ROMA - Il calcio si stringe attorno alla famiglia del poliziotto morto a Catania e da Matarrese in giù sono tutti d'accordo sulla stop ai campionati. La decisione presa dal commissario straordinario della Federcalcio Luca Pancalli, che ha subito convocato un vertice a Via Allegri con i suoi più stretti collaboratori, ha trovato una volta tanto il calcio unito. D'accordo anche Giancarlo Abete, candidato alla presidenza Figc. Dunque campionati fermi questo fine settimana, e non è escluso anche che il fermo continui. «Senza misure drastiche non si riparte» dice Pancalli. E per dare un segnale forte la Figc ha deciso anche di annullare anche le partite delle nazionali azzurre: sia l'amichevole di mercoledì a Siena con la Romania, sia l'amichevole dell'under di martedì a Chieti con il Belgio.

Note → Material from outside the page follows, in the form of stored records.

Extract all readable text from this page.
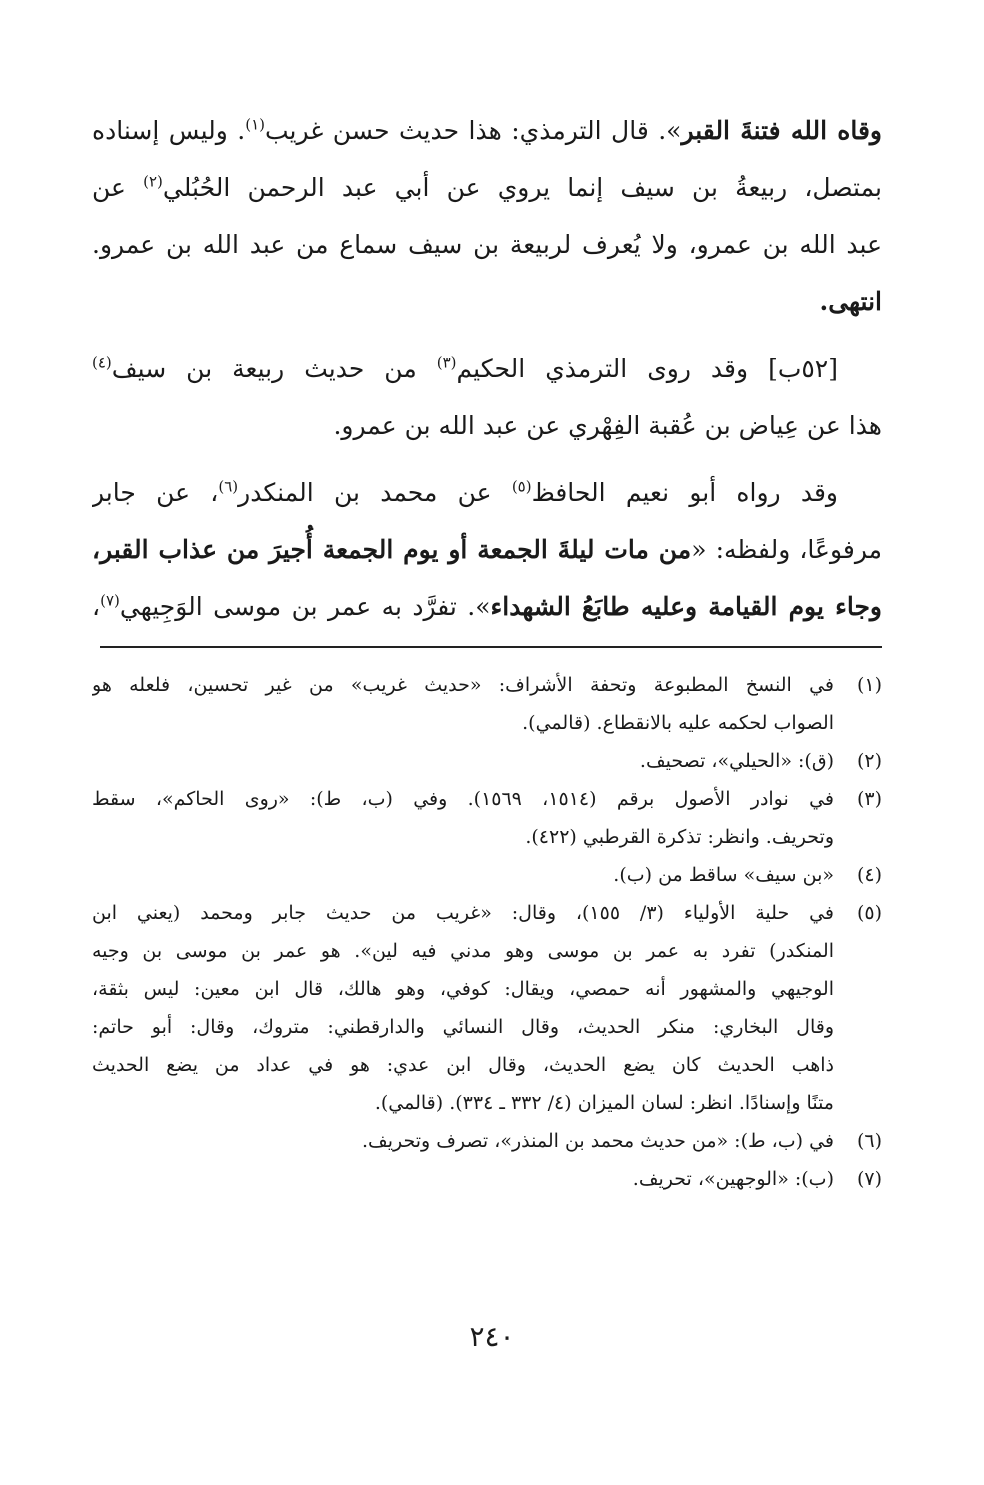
وقاه الله فتنةَ القبر». قال الترمذي: هذا حديث حسن غريب$^{(١)}$. وليس إسناده
بمتصل، ربيعةُ بن سيف إنما يروي عن أبي عبد الرحمن الحُبُلي$^{(٢)}$ عن
عبد الله بن عمرو، ولا يُعرف لربيعة بن سيف سماع من عبد الله بن عمرو.
انتهى.
[٥٢ب] وقد روى الترمذي الحكيم$^{(٣)}$ من حديث ربيعة بن سيف$^{(٤)}$
هذا عن عِياض بن عُقبة الفِهْري عن عبد الله بن عمرو.
وقد رواه أبو نعيم الحافظ$^{(٥)}$ عن محمد بن المنكدر$^{(٦)}$، عن جابر
مرفوعًا، ولفظه: «من مات ليلةَ الجمعة أو يوم الجمعة أُجيرَ من عذاب القبر،
وجاء يوم القيامة وعليه طابَعُ الشهداء». تفرَّد به عمر بن موسى الوَجِيهي$^{(٧)}$،
(١)
في النسخ المطبوعة وتحفة الأشراف: «حديث غريب» من غير تحسين، فلعله هو
الصواب لحكمه عليه بالانقطاع. (قالمي).
(٢)
(ق): «الحيلي»، تصحيف.
(٣)
في نوادر الأصول برقم (١٥١٤، ١٥٦٩). وفي (ب، ط): «روى الحاكم»، سقط
وتحريف. وانظر: تذكرة القرطبي (٤٢٢).
(٤)
«بن سيف» ساقط من (ب).
(٥)
في حلية الأولياء (٣/ ١٥٥)، وقال: «غريب من حديث جابر ومحمد (يعني ابن
المنكدر) تفرد به عمر بن موسى وهو مدني فيه لين». هو عمر بن موسى بن وجيه
الوجيهي والمشهور أنه حمصي، ويقال: كوفي، وهو هالك، قال ابن معين: ليس بثقة،
وقال البخاري: منكر الحديث، وقال النسائي والدارقطني: متروك، وقال: أبو حاتم:
ذاهب الحديث كان يضع الحديث، وقال ابن عدي: هو في عداد من يضع الحديث
متنًا وإسنادًا. انظر: لسان الميزان (٤/ ٣٣٢ ـ ٣٣٤). (قالمي).
(٦)
في (ب، ط): «من حديث محمد بن المنذر»، تصرف وتحريف.
(٧)
(ب): «الوجهين»، تحريف.
٢٤٠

«Per tutti noi è un momento terribile» afferma Matarrese, che aggiunge: «Mai come in questo momento il calcio deve interrogarsi e riflettere sul proprio futuro. Un'emergenza così il calcio italiano non l'aveva mai vissuta. L'unico stop al campionato è avvenuto 12 anni fa per la morte di un tifoso del Genoa. E i tragici fatti di Catania avvengono appena sei giorni dopo la morte in Calabria di un dirigente della Sammartinese. Per il presidente dell'Assocalciatori il calcio dovrebbe fermarsi addirittura per un anno. «Noi da tempo stiamo denunciando aggressioni settimanali contro i giocatori perchè perdono una partita, vuol dire che c'è una cultura sbagliata intorno al calcio».

Oltre a Matarrese compatto il fronte del sì allo stop anche da parte dei club. «E' un episodio che impone di riflettere con serietà e di agire con risolutezza per restituire il calcio agli sportivi» il commento del presidente della Juve Giovanni Cobolli Gigli. «Senza calcio, senza parole» la reazione laconica dell'Inter. «Non è possibile in Italia continuare a giocare al calcio. Basta, chiudiamo gli stadi e facciamola finita» ha protestato l'allenatore dell'Ascoli Nedo Sonetti. «Siamo tutti colpevoli» dice l'allenatore della Lazio Delio Rossi. «Così non si può andare avanti» fa eco il tecnico della Roma Luciano Spalletti. E Francesco Totti si stringe intorno alla famiglia del poliziotto. Per Marco Materazzi esce un'immagine «brutta» dell'Italia da questo episodio. «Però io dico che non è una questione di calcio: è una questione sociale. Una piaga, una piaga sociale».
Tutti d'accordo anche sulla decisione di fermare gli impegni azzurri. «Il segnale più importante lo dà la Nazionale campione del mondo, che si ferma e contesta la violenza» spiega Gigi Riva, vice commissario della Federcalcio. «Era inammissibile non giocare questo turno e poi dare i convocati. E' una brutta sconfitta».